In 1980, I had the first occasion to travel to the USA. That experience was so very positive, that the wish to move there for at least a few years got even stronger. Following my employment at the Space Telescope Science Institute and my family's necessary move to Baltimore in the fall of 1984 many more opportunities for travel began to open up. Because of their many, wonderful National Parks, our family vacations included visits to California, Hawaii, Florida, Wyoming, Idaho, Utah, and Arizona. During the Christmas break, we would often get away to the Carribbian: Jamaika, Barbados, and Cancun / Mexiko. Various scientific conferences, meeting, and observing runs brought me to Sydney / Australia, Bali / Indonesia, as well as other exotic locations. In January of 1992, the whole family was able to visit Sydney for 4 weeks, a fantastic time. Shortly afterwards I was able to see Mexiko City.
Since our return to Germany in January of 1993, travelling, regrettably, has decreased markedly. However, we have still been able to enjoy marvellous summer vacations: Portugal in 1994, Spain in 1995, and the American Northeast in 1996.
Ever since I rediscovered a seemingly "lost branch" of the Bernbeck Family in Missouri, U.S.A., in 1997, I have travelled there in 1998 and 1999 and hope to see more of that predominantly German-settled state so reminiscent of my country in geographical character.

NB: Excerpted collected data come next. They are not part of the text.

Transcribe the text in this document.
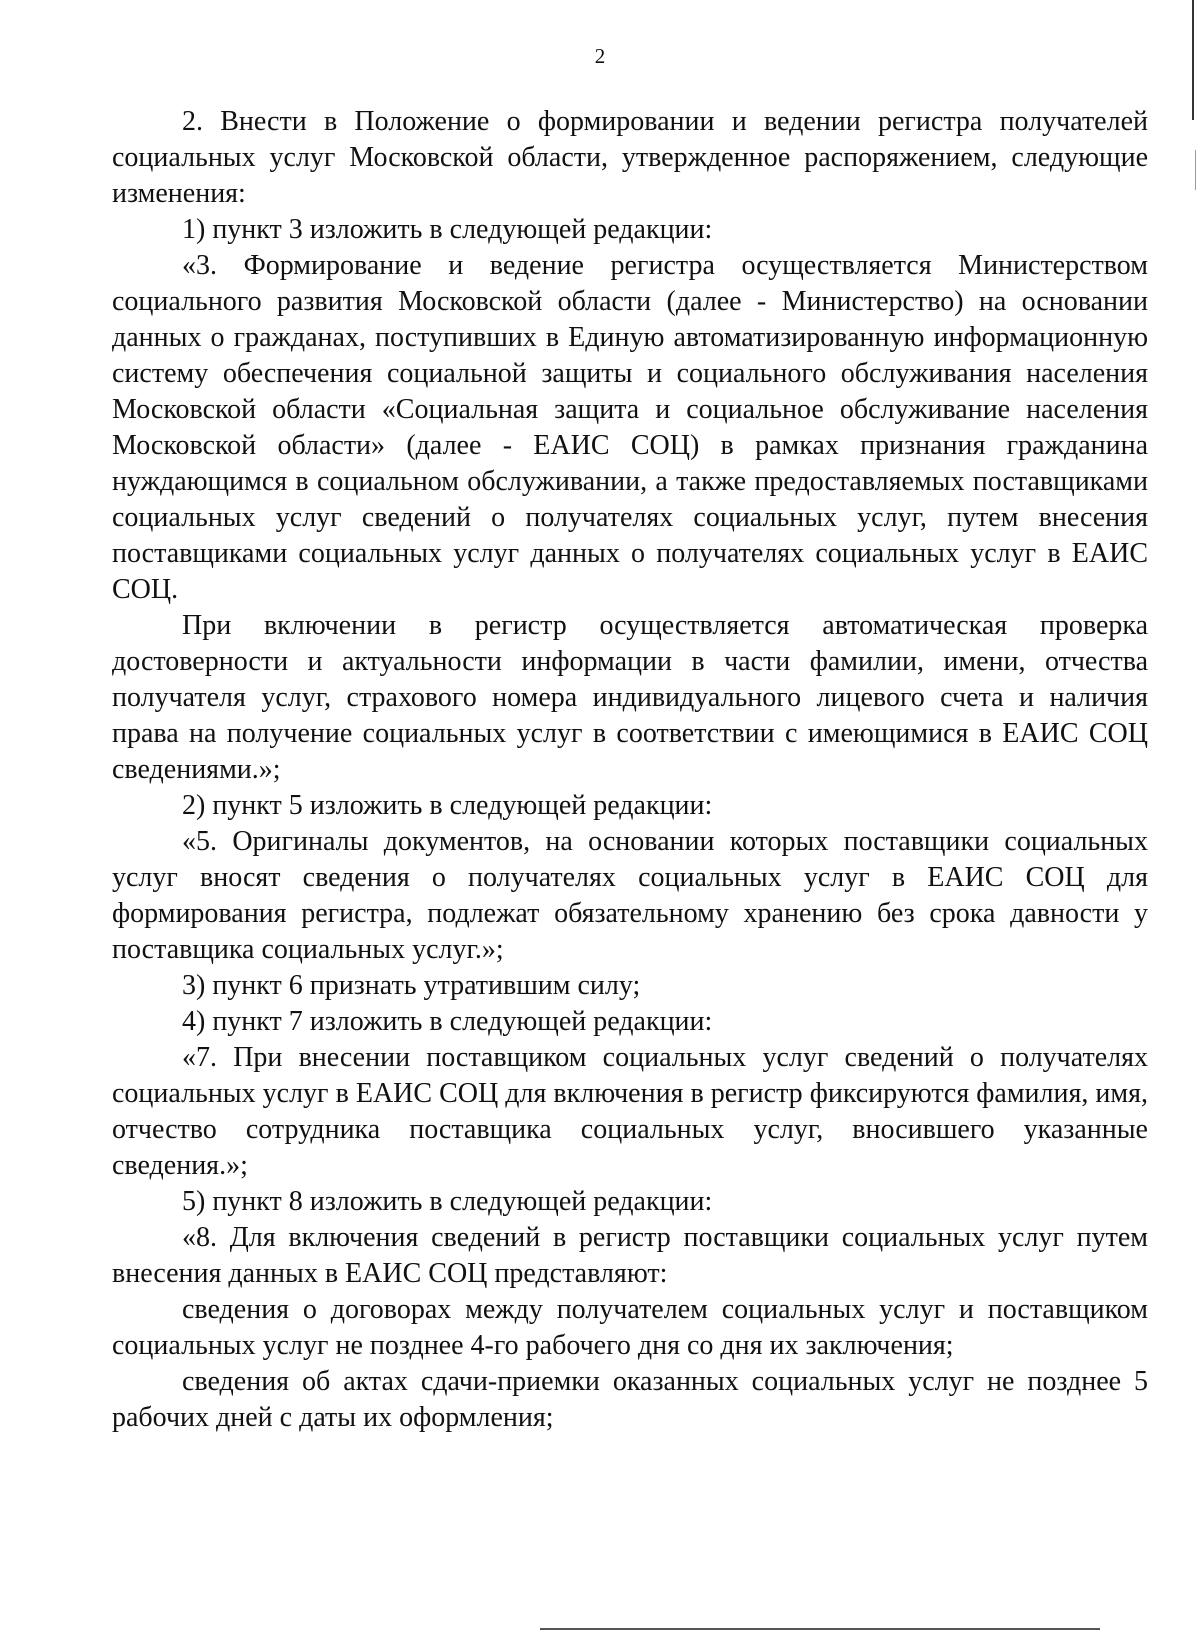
2

2. Внести в Положение о формировании и ведении регистра получателей социальных услуг Московской области, утвержденное распоряжением, следующие изменения:

1) пункт 3 изложить в следующей редакции:

«3. Формирование и ведение регистра осуществляется Министерством социального развития Московской области (далее - Министерство) на основании данных о гражданах, поступивших в Единую автоматизированную информационную систему обеспечения социальной защиты и социального обслуживания населения Московской области «Социальная защита и социальное обслуживание населения Московской области» (далее - ЕАИС СОЦ) в рамках признания гражданина нуждающимся в социальном обслуживании, а также предоставляемых поставщиками социальных услуг сведений о получателях социальных услуг, путем внесения поставщиками социальных услуг данных о получателях социальных услуг в ЕАИС СОЦ.

При включении в регистр осуществляется автоматическая проверка достоверности и актуальности информации в части фамилии, имени, отчества получателя услуг, страхового номера индивидуального лицевого счета и наличия права на получение социальных услуг в соответствии с имеющимися в ЕАИС СОЦ сведениями.»;

2) пункт 5 изложить в следующей редакции:

«5. Оригиналы документов, на основании которых поставщики социальных услуг вносят сведения о получателях социальных услуг в ЕАИС СОЦ для формирования регистра, подлежат обязательному хранению без срока давности у поставщика социальных услуг.»;

3) пункт 6 признать утратившим силу;

4) пункт 7 изложить в следующей редакции:

«7. При внесении поставщиком социальных услуг сведений о получателях социальных услуг в ЕАИС СОЦ для включения в регистр фиксируются фамилия, имя, отчество сотрудника поставщика социальных услуг, вносившего указанные сведения.»;

5) пункт 8 изложить в следующей редакции:

«8. Для включения сведений в регистр поставщики социальных услуг путем внесения данных в ЕАИС СОЦ представляют:

сведения о договорах между получателем социальных услуг и поставщиком социальных услуг не позднее 4-го рабочего дня со дня их заключения;

сведения об актах сдачи-приемки оказанных социальных услуг не позднее 5 рабочих дней с даты их оформления;
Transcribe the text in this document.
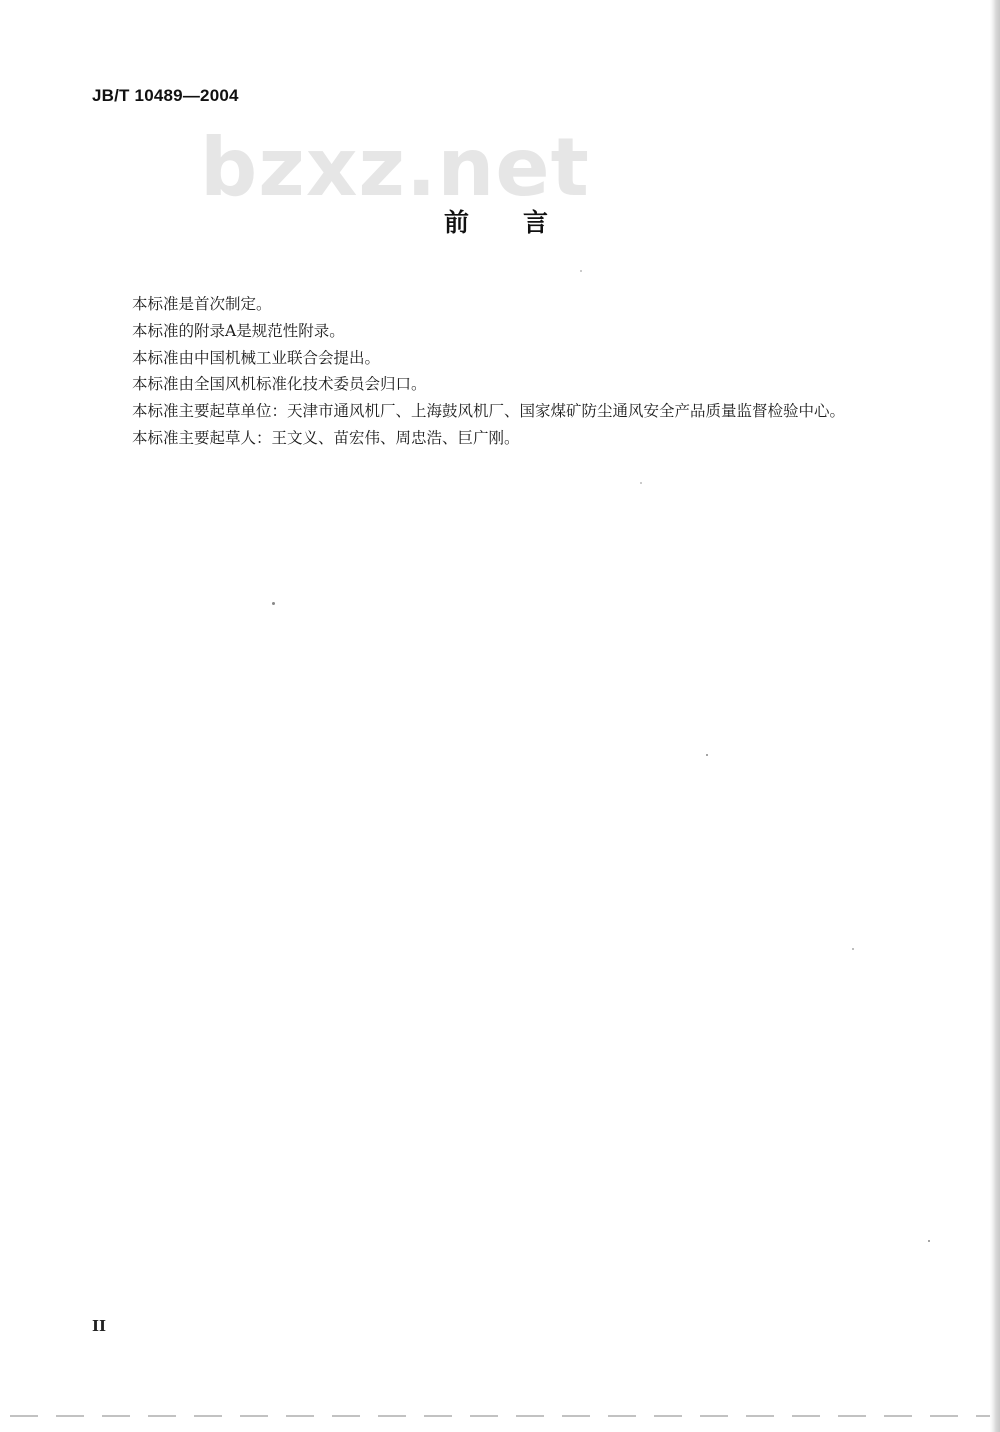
JB/T 10489—2004
bzxz.net
前言

本标准是首次制定。

本标准的附录A是规范性附录。

本标准由中国机械工业联合会提出。

本标准由全国风机标准化技术委员会归口。

本标准主要起草单位：天津市通风机厂、上海鼓风机厂、国家煤矿防尘通风安全产品质量监督检验中心。

本标准主要起草人：王文义、苗宏伟、周忠浩、巨广刚。

II
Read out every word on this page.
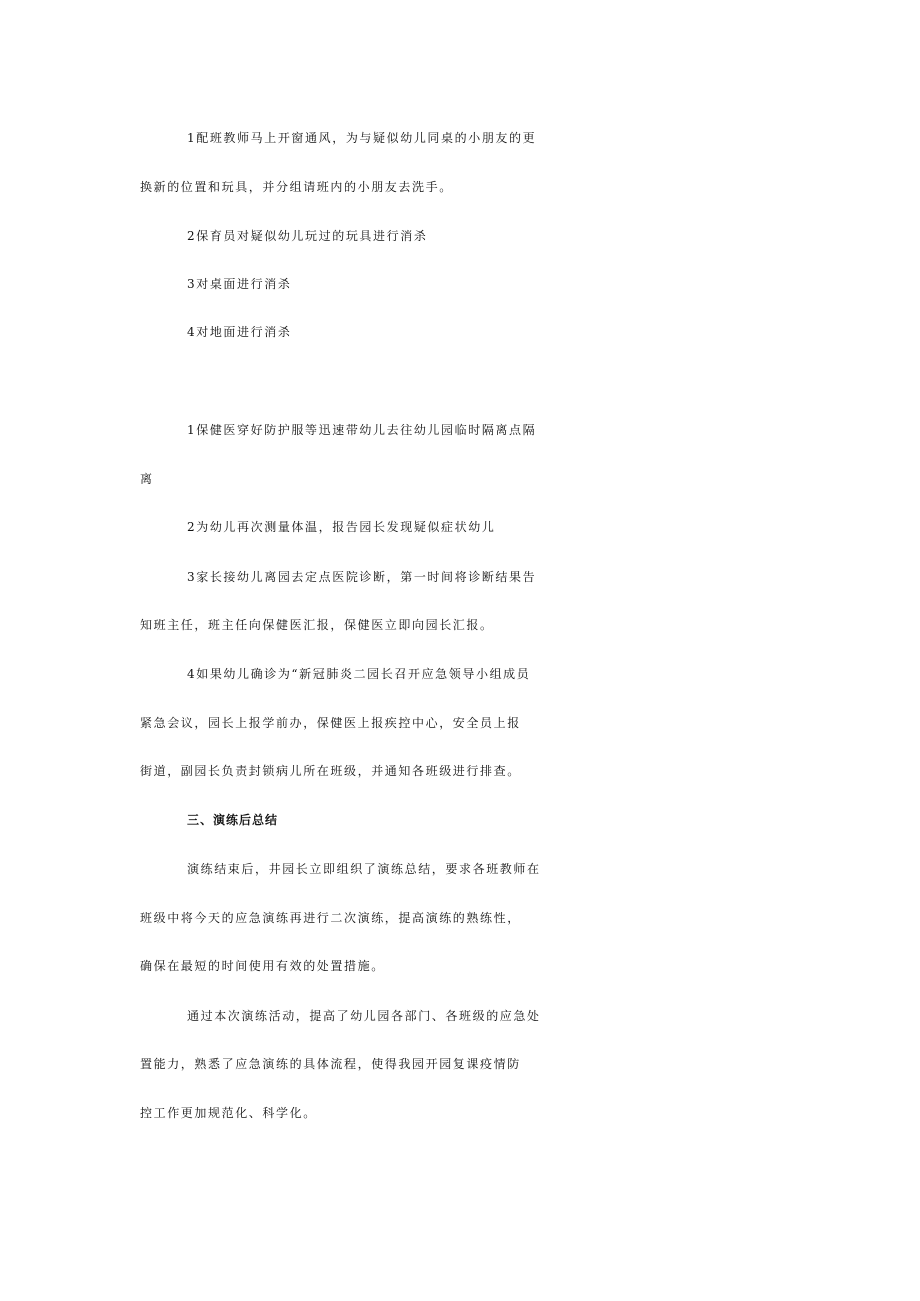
1配班教师马上开窗通风，为与疑似幼儿同桌的小朋友的更
换新的位置和玩具，并分组请班内的小朋友去洗手。
2保育员对疑似幼儿玩过的玩具进行消杀
3对桌面进行消杀
4对地面进行消杀
1保健医穿好防护服等迅速带幼儿去往幼儿园临时隔离点隔
离
2为幼儿再次测量体温，报告园长发现疑似症状幼儿
3家长接幼儿离园去定点医院诊断，第一时间将诊断结果告
知班主任，班主任向保健医汇报，保健医立即向园长汇报。
4如果幼儿确诊为“新冠肺炎二园长召开应急领导小组成员
紧急会议，园长上报学前办，保健医上报疾控中心，安全员上报
街道，副园长负责封锁病儿所在班级，并通知各班级进行排查。
三、演练后总结
演练结束后，井园长立即组织了演练总结，要求各班教师在
班级中将今天的应急演练再进行二次演练，提高演练的熟练性，
确保在最短的时间使用有效的处置措施。
通过本次演练活动，提高了幼儿园各部门、各班级的应急处
置能力，熟悉了应急演练的具体流程，使得我园开园复课疫情防
控工作更加规范化、科学化。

In 2001, my older daughter Ellen finished school with her matriculation, and daddys gift for her was ... a trip to the USA. Actually, her boy friend came along, too. Several days in Baltimore, and then on to California for another two weeks. That was a very memorable trip and we brought home lots of memories and a lot of beautiful photos. One eerie tidbit: on June 30, we stood atop the World Trade Center in New York City. It was a hazy day and we vowed to come back some other time. Alas, we will never get a chance for that after the world-changing events of September 11, 2001 ...
The annual vacation 2002 brought us to Morocco, to Agadir. That city has a beautiful beach, but it is decidedly non-moroccan: it had been completely levelled by an earthquake on Febr. 29, 1960, during which 15,000 people were killed. Thus, the city is very modern and tourist-oriented. In the tourist area, i.e. close to the beach, the shop owners are annoyingly pushy; beware! We took a trip to Marrakesch, the king city which gave the country its name. That was quite an experience, indeed. Anyway, two weeks total were too short to see much while trying to relax.
What I wish for as far as future travel is concerned will likely take more time than I expect to be given to me. However, Scotland and Ireland, Iceland, Egypt and Israel, the Sahara desert and South Africa, along with Russia, China and Japan, I would consider a must!